A opinião de ...

Opiniões e desigualdades

Numa das suas tiradas célebres, o escritor José Saramago referiu que “o drama não é que as pessoas tenham opiniões, mas sim que as tenham sem saberem do que falam”.
Fazia, assim, eco da ideia que o filósofo Ortega y Gasset já havia deixado no seu famoso livro “A Rebelião das Massas”, de que, hoje em dia, qualquer pessoa (o homem-massa) não escuta nada, mas sente-se em posição de opinar sobre tudo.

Estas ideias são um repto a todo o cronista, incitando o mesmo a documentar-se para falar dos assuntos sobre os quais pretende emitir opinião.

Vem isto a propósito porque no mais recente Boletim Económico do Banco de Portugal, disponível em https://www.bportugal.pt, se inclui um capítulo intitulado “A transmissão intergeracional da educação em Portugal”, no qual se analisa até que ponto as qualificações dos pais condicionam a obtenção de qualificações pelos seus descendentes, ou seja, em que grau existiu uma transmissão intergeracional da educação.

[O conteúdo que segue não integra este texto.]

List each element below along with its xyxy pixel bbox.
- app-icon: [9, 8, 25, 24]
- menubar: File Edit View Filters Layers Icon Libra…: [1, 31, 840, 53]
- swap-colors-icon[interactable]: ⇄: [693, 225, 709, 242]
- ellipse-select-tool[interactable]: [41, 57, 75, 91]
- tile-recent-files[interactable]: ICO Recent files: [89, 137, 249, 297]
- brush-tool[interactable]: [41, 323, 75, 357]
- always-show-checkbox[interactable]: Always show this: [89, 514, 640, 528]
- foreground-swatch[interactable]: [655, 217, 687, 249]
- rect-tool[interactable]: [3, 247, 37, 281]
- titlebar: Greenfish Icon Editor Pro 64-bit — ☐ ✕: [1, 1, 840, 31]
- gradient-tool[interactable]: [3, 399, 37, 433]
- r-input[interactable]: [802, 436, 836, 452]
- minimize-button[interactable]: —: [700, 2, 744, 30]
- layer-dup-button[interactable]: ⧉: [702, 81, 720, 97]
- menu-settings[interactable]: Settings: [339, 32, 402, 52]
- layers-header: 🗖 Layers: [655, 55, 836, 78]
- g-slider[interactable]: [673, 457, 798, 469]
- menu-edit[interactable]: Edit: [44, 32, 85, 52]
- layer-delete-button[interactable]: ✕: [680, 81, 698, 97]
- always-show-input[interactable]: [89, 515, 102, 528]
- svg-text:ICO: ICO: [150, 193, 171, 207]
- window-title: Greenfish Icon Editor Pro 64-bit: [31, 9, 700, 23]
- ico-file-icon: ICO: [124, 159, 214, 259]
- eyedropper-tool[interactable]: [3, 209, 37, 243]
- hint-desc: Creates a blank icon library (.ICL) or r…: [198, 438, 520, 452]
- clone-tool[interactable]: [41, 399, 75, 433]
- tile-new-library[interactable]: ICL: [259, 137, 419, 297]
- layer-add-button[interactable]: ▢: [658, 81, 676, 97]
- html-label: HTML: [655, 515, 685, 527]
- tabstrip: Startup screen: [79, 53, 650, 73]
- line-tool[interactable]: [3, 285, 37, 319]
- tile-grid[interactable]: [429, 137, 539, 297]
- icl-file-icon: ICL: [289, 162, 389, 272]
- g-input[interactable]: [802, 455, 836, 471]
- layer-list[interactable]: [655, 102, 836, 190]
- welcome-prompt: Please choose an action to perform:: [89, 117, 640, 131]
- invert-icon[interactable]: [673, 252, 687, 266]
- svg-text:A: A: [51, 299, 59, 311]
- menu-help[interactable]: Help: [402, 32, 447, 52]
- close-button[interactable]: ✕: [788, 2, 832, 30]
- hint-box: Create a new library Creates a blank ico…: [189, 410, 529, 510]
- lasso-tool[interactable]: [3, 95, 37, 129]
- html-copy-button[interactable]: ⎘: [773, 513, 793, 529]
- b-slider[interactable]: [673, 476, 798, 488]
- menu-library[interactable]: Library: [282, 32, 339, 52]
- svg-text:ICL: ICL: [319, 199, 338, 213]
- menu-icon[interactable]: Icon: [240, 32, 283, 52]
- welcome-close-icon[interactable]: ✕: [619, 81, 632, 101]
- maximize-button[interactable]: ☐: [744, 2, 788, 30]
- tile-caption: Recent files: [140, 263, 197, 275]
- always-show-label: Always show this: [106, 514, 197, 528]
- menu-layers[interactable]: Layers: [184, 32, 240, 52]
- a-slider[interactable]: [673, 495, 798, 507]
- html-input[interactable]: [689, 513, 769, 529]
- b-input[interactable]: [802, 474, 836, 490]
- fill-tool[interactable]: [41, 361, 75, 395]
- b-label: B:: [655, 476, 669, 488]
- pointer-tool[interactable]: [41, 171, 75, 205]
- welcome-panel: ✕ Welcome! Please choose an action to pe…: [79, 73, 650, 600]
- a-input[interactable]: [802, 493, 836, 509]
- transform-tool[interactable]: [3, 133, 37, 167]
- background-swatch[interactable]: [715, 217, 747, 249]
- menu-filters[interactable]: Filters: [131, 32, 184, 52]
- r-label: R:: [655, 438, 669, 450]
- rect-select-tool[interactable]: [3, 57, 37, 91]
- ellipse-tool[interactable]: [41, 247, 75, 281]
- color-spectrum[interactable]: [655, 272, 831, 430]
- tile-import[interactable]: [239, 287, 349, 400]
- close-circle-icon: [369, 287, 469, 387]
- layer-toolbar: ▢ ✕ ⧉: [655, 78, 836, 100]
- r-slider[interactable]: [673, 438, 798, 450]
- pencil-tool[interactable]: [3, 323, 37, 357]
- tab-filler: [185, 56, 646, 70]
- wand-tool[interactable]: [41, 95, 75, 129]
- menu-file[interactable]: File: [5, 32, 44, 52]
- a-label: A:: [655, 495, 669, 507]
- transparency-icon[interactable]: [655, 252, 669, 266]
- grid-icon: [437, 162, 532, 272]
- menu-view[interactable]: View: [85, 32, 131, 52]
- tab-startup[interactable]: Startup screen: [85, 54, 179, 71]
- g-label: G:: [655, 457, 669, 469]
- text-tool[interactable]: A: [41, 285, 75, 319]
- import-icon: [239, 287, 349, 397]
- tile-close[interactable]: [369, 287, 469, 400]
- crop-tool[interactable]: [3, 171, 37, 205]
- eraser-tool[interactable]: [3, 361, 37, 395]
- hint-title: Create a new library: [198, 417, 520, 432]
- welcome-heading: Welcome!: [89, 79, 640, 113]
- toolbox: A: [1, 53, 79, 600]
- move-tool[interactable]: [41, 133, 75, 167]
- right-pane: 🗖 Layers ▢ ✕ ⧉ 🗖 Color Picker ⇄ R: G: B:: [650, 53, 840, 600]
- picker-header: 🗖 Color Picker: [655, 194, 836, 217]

Para isso, no módulo ad hoc do Inquérito às Condições de Vida e Rendimento (ICOR) de 2019, integrado no EU Statistics on Income and Living Conditions (EU-SILC) do Eurostat (INE, 2019, e Eurostat, 2019), cada membro dos agregados familiares com 25 a 59 anos foi inquirido sobre as suas circunstâncias familiares quando tinha 14 anos, como se refere naquele boletim. Na amostra portuguesa, cerca de 15 000 indivíduos foram inquiridos, sendo os resultados extrapolados para a população através de ponderadores individuais.

Por um lado, como um dado positivo, os dados confirmam a forte transição educativa em Portugal, com um forte aumento das qualificações. Em 2020, 79% dos indivíduos com 25 a 34 anos tinham completado pelo menos o ensino secundário, o que contrasta com apenas 35,1% na geração com idades entre 55 e 64 anos (84,1% e 68,4%, respetivamente, na área do euro). Cerca de 42% dos indivíduos entre 25 e 34 anos tinham um grau de qualificação superior, o que compara com 16,9% nos indivíduos entre 55 e 64 anos (41,5% e 25% na área do euro).

Porém, o papel da educação dos pais na obtenção de graus de qualificação superiores também surge evidente. A grande maioria dos indivíduos cujos pais tinham o ensino superior também completaram o ensino superior (73,2%). Esta percentagem é maior nas mulheres (80,5%). No caso dos pais com um máximo de educação até ao 9.º ano, uma percentagem significativa dos filhos também não ultrapassou o 9.º ano (55,9%). Esta percentagem é maior no caso dos homens (61,2%).

A evidência de transmissão intergeracional persiste nas gerações mais novas, embora em menor medida. Nos indivíduos com idade entre 25 e 34 anos e em que os pais atingiram no máximo o 9.º ano, 39% também não conseguiram superar essa escolaridade. Por seu turno, cerca de 75% daqueles cujos pais alcançaram o ensino superior também atingiram esse nível de escolaridade. Nos indivíduos com idade entre 45 e 59 anos, aquelas percentagens ascendiam a 67% e 70% respetivamente.

Um dos fatores que medeia a transmissão intergeracional da educação é a capacidade das famílias financiarem os estudos dos jovens. Com efeito, mediante as respostas à questão da situação financeira da família quando os inquiridos tinham 14 anos, verificou-se uma associação positiva entre a educação dos pais e a situação financeira quando os respondentes eram jovens. Das famílias em que os pais tinham educação até ao 9º ano, cerca de 36% dos inquiridos reportaram terem vivido numa situação financeira má. Das famílias em que os pais tinham educação superior, apenas 6% dos inquiridos reportaram uma situação financeira má.

Aliás, por comparação com outros países da Zona Euro, Portugal é um dos países em que o impacto da baixa escolaridade dos pais e da situação financeira sobre os percursos escolares é mais acentuado.

Em conclusão, como resulta do citado boletim económico, a transmissão intergeracional da educação, reforçada pela interação com a situação financeira das famílias, tem implicações importantes nos percursos educativos, na inclusão social e no potencial de crescimento económico. Esta evidência reforça a importância de compreender os mecanismos de transmissão intergeracional da educação, de modo a desenhar políticas públicas que potenciem as oportunidades para todos.
Face ao exposto, é importante ter em conta estes dados da próxima vez que se ler ou ouvir alguém a defender as virtudes da chamada “meritocracia”, conceito que o filósofo norte-americano Michael J. Sandel veio, aliás, desmontar no seu recente livro “A Tirania do Mérito”.